Learn how to pronounce the editor’s name—both first and last. It’s embarrassing to bounce up to the editor, all smiles, and have them correct your pronunciation of the name they’ve known forever. In print, Lisa may seem like ‘Leesa,’ but actually be pronounced as ‘Līsa’ or ‘Lizza.’ If it’s a last name like ‘Gouphedenseison,’ well, good luck!
Let the editor or agent begin the conversation. If they’re on their cell phone or checking email, wait until they give you their attention. At one appointment, after I started speaking, the editor looked at his watch and told me I was a minute early so I waited semi-patiently as he continued reading his email.
Know your pitch. Write it out and practice it until you have it memorized and can say it smoothly. Don’t choke and ramble like I’ve done before. An editor’s eyes can glaze over quickly and noticeably (especially when they rollback in their head). Once you’ve lost their attention, it’s difficult to get it back.

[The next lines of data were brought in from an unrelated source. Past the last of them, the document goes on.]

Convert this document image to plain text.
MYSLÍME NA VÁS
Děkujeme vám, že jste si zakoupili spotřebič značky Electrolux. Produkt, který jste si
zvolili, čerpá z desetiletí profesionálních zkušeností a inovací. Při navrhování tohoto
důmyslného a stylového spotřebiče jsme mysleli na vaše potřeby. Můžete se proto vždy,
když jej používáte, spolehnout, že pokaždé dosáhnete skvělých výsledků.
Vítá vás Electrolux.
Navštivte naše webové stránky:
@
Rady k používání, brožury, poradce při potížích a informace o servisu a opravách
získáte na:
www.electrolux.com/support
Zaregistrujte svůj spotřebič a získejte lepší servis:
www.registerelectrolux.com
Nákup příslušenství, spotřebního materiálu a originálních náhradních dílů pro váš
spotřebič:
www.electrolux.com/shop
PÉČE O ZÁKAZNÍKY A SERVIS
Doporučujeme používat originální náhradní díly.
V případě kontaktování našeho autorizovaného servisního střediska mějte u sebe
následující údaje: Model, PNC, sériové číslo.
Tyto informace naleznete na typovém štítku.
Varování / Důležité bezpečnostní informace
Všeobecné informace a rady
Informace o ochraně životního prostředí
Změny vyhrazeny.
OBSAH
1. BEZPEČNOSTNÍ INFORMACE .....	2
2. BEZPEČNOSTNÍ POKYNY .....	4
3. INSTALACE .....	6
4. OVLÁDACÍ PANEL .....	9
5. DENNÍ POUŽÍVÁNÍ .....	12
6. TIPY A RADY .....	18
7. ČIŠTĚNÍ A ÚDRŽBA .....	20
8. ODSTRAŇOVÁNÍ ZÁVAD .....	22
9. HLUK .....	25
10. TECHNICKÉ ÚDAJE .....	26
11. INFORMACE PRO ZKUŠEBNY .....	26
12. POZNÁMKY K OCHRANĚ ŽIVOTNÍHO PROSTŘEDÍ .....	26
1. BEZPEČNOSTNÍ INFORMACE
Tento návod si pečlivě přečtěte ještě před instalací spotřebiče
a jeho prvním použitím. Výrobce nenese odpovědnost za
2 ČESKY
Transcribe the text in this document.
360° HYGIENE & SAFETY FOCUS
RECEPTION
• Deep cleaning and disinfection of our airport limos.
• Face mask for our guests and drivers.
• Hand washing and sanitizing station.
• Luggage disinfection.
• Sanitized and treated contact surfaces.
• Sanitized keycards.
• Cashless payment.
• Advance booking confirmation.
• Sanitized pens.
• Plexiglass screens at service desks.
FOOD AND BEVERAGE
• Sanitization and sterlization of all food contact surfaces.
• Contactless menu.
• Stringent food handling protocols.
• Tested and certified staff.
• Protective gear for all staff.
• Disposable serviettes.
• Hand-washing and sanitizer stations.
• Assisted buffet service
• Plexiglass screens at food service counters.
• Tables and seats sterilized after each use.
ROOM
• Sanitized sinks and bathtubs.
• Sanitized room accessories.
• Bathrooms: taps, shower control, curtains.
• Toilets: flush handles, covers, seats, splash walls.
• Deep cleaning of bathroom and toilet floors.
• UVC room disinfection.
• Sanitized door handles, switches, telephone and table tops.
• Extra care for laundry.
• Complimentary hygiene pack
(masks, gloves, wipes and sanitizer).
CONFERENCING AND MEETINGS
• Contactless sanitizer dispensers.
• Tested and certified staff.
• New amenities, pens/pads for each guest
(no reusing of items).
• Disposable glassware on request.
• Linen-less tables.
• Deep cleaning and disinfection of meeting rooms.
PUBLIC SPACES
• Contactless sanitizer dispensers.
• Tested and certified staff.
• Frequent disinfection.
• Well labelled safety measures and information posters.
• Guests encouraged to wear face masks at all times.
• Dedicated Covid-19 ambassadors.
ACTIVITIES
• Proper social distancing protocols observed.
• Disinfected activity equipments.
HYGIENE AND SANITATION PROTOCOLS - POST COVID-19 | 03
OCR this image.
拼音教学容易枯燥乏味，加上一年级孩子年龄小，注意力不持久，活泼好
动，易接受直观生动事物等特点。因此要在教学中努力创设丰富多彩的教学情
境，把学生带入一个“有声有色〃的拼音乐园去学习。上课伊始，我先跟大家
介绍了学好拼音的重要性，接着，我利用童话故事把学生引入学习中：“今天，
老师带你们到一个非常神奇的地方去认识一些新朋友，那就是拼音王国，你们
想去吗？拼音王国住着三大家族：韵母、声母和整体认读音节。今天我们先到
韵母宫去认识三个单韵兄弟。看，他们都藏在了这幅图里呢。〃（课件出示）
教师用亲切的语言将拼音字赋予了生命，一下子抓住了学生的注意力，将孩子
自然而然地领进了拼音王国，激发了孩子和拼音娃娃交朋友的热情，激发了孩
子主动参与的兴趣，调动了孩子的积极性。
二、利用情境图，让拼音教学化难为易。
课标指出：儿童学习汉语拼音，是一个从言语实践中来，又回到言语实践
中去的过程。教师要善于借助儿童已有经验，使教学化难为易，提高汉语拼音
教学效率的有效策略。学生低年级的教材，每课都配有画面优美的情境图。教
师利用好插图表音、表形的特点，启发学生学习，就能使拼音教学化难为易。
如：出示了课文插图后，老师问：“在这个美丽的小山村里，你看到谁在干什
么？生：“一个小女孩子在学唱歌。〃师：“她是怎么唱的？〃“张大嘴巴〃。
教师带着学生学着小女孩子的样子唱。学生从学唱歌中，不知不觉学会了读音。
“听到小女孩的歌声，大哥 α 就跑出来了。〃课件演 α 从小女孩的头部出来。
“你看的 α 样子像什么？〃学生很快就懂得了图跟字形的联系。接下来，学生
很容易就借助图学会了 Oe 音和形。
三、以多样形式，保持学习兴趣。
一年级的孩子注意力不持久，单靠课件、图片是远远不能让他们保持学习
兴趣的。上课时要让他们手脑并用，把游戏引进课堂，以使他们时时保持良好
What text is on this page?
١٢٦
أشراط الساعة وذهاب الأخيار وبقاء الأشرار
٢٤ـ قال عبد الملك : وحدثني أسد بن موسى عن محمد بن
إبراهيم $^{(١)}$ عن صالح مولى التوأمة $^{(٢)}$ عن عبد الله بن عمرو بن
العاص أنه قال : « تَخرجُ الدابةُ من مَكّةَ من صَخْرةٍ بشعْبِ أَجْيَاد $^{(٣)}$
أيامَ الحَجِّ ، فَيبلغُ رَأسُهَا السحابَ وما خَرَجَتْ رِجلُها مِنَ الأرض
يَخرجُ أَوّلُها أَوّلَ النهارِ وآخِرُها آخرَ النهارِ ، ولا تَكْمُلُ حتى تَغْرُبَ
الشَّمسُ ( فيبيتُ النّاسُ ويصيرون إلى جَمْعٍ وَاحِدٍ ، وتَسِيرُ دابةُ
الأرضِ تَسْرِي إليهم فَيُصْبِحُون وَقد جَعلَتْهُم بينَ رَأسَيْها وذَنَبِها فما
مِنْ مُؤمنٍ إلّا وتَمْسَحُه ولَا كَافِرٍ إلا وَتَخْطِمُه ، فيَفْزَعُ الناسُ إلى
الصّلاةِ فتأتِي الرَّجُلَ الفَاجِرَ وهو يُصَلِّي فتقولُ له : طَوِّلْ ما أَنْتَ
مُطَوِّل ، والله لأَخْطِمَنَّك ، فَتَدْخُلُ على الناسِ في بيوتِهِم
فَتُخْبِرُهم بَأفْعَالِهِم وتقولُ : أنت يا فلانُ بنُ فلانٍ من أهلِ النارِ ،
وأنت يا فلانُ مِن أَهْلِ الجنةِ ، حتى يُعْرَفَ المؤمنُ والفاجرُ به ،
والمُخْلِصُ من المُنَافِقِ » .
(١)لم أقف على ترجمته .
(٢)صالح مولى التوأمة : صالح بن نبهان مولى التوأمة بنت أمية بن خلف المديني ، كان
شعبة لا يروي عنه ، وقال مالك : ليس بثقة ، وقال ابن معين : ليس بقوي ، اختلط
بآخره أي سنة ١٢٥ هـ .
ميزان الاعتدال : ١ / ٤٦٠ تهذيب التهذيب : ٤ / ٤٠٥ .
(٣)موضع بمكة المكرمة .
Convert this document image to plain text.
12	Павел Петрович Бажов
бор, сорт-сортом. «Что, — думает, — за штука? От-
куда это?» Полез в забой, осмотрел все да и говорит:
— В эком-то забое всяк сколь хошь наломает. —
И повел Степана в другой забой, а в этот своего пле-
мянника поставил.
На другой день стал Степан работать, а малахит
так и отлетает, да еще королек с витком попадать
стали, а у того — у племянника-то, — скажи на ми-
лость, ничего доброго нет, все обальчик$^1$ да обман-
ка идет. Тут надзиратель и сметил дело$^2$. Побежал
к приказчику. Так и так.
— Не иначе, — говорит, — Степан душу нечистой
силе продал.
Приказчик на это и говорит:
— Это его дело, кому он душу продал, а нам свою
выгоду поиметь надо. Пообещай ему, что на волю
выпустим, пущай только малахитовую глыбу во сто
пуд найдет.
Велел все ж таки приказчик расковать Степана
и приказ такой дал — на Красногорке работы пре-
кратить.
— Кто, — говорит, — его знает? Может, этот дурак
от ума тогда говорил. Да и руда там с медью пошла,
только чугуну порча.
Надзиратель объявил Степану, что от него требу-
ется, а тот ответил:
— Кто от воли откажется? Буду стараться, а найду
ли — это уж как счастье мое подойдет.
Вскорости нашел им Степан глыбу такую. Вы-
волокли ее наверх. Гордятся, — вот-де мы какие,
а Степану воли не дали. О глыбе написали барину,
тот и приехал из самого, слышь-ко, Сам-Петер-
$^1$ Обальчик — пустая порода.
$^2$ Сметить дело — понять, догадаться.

Hook them quick! Dazzle them in the first sixty seconds. Editors and agents are accustomed to making judgment calls about proposals and manuscripts very quickly—within minutes or even nanoseconds. Make sure your proposal is right for their publishing house, and then give them the best hook you can. You’ll know when you’ve succeeded. Their eyes widen slightly and they lean forward to hear what you have to say. Then they may shoot rapid-fire questions at you. Be prepared to answer with wit and wisdom, and of course, the truth.
Expect the unexpected. During the space of one fifteen-minute appointment, an elderly man at a nearby table fell off his chair twice (no, it wasn’t from the excitement of landing a big contract). Distractions happen, which is another good reason to hook the editor or agent fast.
Hide your emotions. As tough as it may be, if you receive disappointing feedback, don’t burst into tears or let your face fall like an imploding building. Be gracious and follow up with a brief thank-you note.
Don’t give up! Whatever you do, if an appointment doesn’t go well, don’t cancel the remaining ones. Learn from each meeting and keep trying.
Hoping to see you all at the ACFW conference!